Elle danse avec putain
Elle danse avec putain © radio-france

Un huissier est en train de dresser l'inventaire de leurs biens. La mère, âgée et folle, qui vit en compagnie de ses spectres, intervient de temps en temps pour l'insulter, persuadée que cet intrus est Pétain, ou l'un des siens. Elle l'appelle d'ailleurs "Putain" et raconte à sa fille ce que sa propre mère a vécu sous l'occupation, comment les jumeaux miliciens du village ont assassiné son frère. Durant une heure et demie, Zabou Breitmann incarne tous les rôles.
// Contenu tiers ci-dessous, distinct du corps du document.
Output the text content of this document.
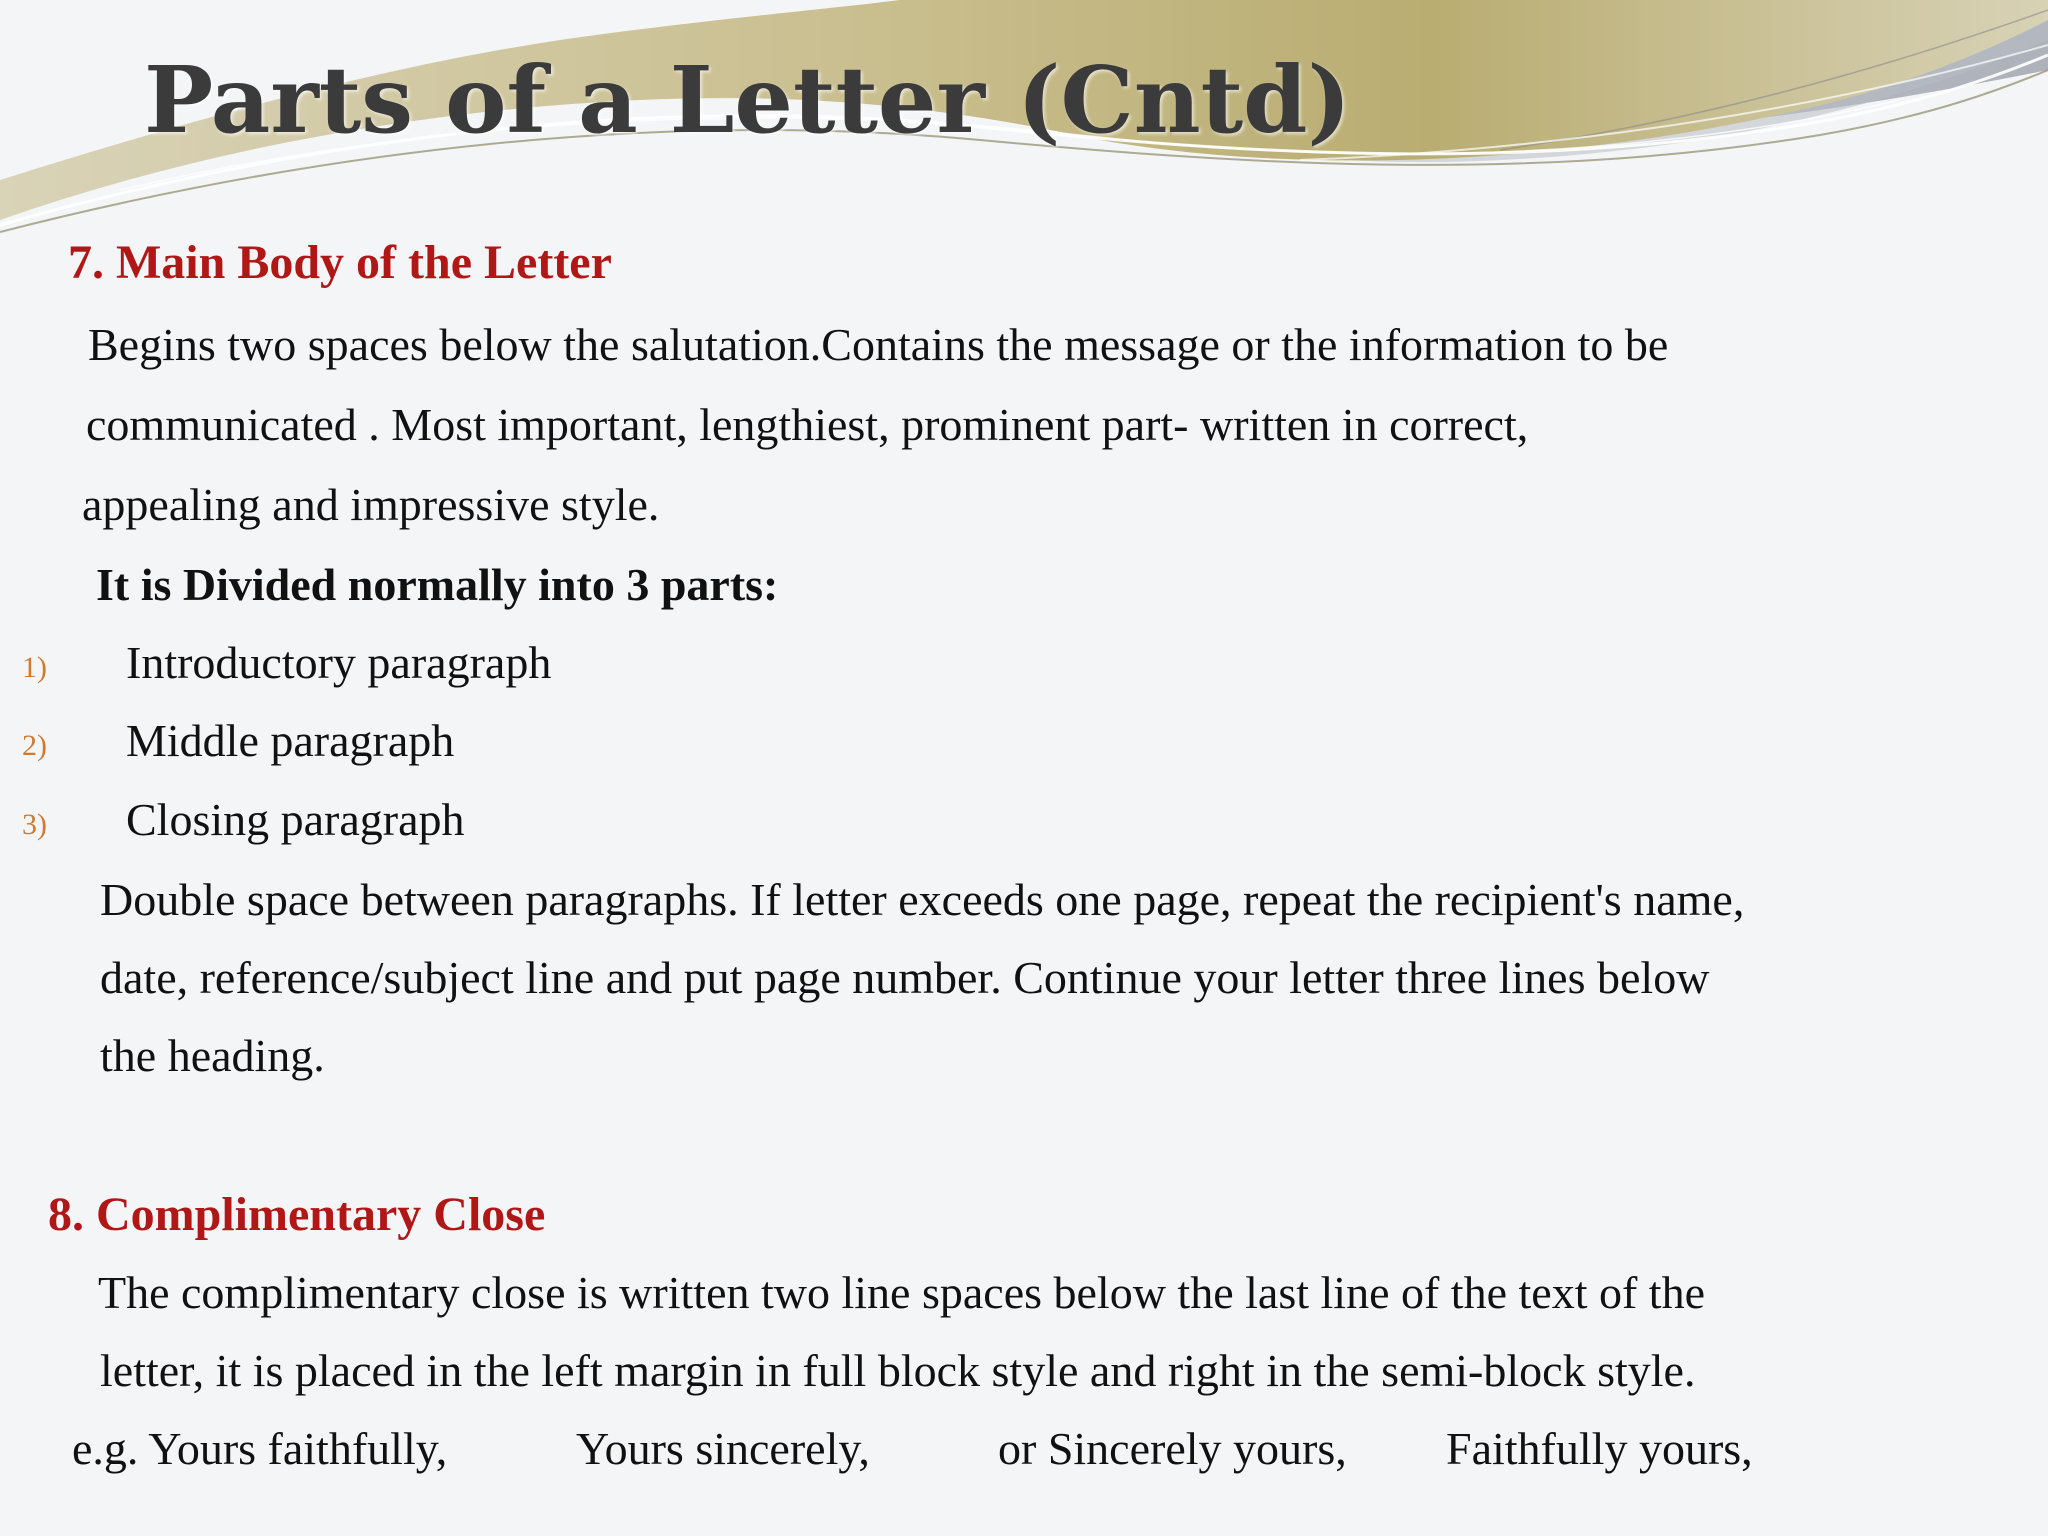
Parts of a Letter (Cntd)
7. Main Body of the Letter
Begins two spaces below the salutation.Contains the message or the information to be
communicated . Most important, lengthiest, prominent part- written in correct,
appealing and impressive style.
It is Divided normally into 3 parts:
1) Introductory paragraph
2) Middle paragraph
3) Closing paragraph
Double space between paragraphs. If letter exceeds one page, repeat the recipient's name,
date, reference/subject line and put page number. Continue your letter three lines below
the heading.
8. Complimentary Close
The complimentary close is written two line spaces below the last line of the text of the
letter, it is placed in the left margin in full block style and right in the semi-block style.
e.g. Yours faithfully,	Yours sincerely,	or Sincerely yours, Faithfully yours,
La fille désireuse de ne pas froisser l'huissier et qui tente en vain de calmer la rage de la mère, l'huissier impassible qui recense les rares biens des deux infortunées, la mère hystérique qui a tant souffert de la folie des hommes, la grand-mère, qui a eu le courage fou de vouloir rencontrer Pétain pour dire sa vérité. La comédienne (également adaptatrice du roman "la Compagnie des spectres" et metteur en scène) insuffle à la prose de Lydie Salvayre tout le rythme et l'énergie intense qu'il contient. Une charge contre la faiblesse des hommes si prompts à suivre l'idéologie dominante, y compris à massacrer sans états d'âme. Peu d'effets dans ces métamorphoses, une cigarette à la main pour dessiner le personnage de la mère, ou l'incursion de scènes imaginaires, comme cette danse improvisée avec la marionnette de Pétain qui s'achève en une scène atrocement drôle et gonflée. Une scène porno pour traduire l'infamie de la collaboration, la forme la plus aiguë de la pornographie. Zabou Breitmann est épatante. La variété de son registre, sa tenue, son intelligence du texte épatent, émeuvent. Elle tient dans "la Compagnie des spectres" son plus grand rôle. Et signe le plus beau spectacle de cette rentrée, le plus indispensable. "La Compagnie des spectres" de Lydie Salvayre par Zabour Breitmann, jusqu'au 31 octobre, au théâtre Monfort, Paris 15è, métro Porte de Vanves.